The daily bug scan watches the other backlog: code that already merged. The automation uses clawpatch (I’ve contributed a few patches) to map the last 24 hours of commits to the product features they touch, rank the ten most important, and scan those for bugs. Strictly advisory: never clawpatch fix, never commit, never push. It files findings; starting the fix is my call. The automation also keeps a memory file between runs, and reading it is oddly compelling, a cron job accumulating lessons about its own failure modes.

None of these loops one-shot anything into production. The chief of staff proposes; I refine the plan before execution starts. The compliance readout proposes sessions; I open them. The bug scan files issues; I decide. The loops removed the watching, the context-pulling, and the first-pass analysis, the parts of my job that were already mechanical. The judgment stays with me, because that’s the part I don’t trust them with yet.

What doesn’t loop

Some work gets worse when you loop on it. Strategy is my clearest example. I wrote in The Alignment Illusion about how AI volume turns strategy docs into 25-page surfaces for misreading; looping an agent on “improve the strategy” compounds exactly that failure. Iteration helps when there’s a measurable end state, a latency number, a green CI run, a video without jank. Strategy has no test suite. If your takeaway from the loops discourse is “loop on everything,” the incoherence is going to be spectacular.

The other open question is cost. I’ve been transparent about my token bill: this is a token-maxing strategy, not a token-optimal one. I’m trading token spend for free brain space, and today that trade is clearly worth it for me. Whether it stays worth it depends on which future shows up: state-of-the-art models that are ten times smarter and ten times more expensive running every loop, or one big brain dispatching progressively smaller agents to do the watching and probing. There’s already evidence for the second: Claude Code’s dynamic workflows let the orchestrating model route stages to smaller models. If that’s where it lands, the loops get cheap and this whole post becomes table stakes.
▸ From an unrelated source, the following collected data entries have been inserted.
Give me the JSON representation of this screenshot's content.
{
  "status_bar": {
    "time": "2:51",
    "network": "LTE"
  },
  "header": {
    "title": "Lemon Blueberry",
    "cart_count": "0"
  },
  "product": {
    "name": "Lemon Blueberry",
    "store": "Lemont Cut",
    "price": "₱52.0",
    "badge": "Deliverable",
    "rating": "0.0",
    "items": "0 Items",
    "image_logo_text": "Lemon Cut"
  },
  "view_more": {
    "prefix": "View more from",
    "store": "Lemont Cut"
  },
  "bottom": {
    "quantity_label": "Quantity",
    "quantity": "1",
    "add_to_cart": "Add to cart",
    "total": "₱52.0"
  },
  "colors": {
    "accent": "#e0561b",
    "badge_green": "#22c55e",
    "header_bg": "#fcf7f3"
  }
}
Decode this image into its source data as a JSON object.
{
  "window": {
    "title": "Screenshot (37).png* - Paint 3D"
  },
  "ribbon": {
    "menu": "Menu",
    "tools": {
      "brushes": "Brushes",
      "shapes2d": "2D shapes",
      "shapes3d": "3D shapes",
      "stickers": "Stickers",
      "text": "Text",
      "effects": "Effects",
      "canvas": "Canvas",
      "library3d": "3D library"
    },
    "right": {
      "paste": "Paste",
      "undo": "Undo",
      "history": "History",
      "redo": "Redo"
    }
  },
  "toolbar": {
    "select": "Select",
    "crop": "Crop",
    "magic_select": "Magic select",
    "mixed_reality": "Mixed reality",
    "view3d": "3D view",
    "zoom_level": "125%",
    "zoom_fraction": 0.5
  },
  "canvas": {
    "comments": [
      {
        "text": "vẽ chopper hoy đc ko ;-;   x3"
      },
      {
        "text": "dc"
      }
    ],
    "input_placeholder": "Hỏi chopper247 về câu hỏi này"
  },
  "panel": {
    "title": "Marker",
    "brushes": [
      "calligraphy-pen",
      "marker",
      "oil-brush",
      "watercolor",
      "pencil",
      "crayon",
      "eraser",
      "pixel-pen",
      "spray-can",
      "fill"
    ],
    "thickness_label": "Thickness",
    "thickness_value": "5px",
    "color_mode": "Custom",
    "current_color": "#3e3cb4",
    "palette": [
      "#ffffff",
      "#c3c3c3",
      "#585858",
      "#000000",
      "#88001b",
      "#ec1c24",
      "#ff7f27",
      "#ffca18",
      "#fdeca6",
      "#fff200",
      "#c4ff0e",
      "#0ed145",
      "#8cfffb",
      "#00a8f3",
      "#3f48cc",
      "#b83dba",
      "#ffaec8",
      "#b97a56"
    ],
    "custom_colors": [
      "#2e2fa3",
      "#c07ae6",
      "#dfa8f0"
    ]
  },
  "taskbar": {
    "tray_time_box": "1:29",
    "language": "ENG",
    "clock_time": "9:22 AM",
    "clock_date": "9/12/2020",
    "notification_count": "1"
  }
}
Steinberger and Cherny are right about the direction. I just think the useful version of the advice is smaller than it sounds: find the feedback step you’re doing manually, the review you’re copy-pasting, the video you’re scrubbing, the backlog you’re re-reading every morning, and wire it shut. Channel the annoyance. “Why am I doing your QA for you” found me many of these loops. I hope it finds more.


Process note: Drafted from my own voice notes about loops I run in production, with AI used for research (tracking down the original tweet and interview), transcription cleanup, and line edits. The configs and skills linked are real, sanitized snapshots from my repos. Claims and links verified by me; mistakes are mine.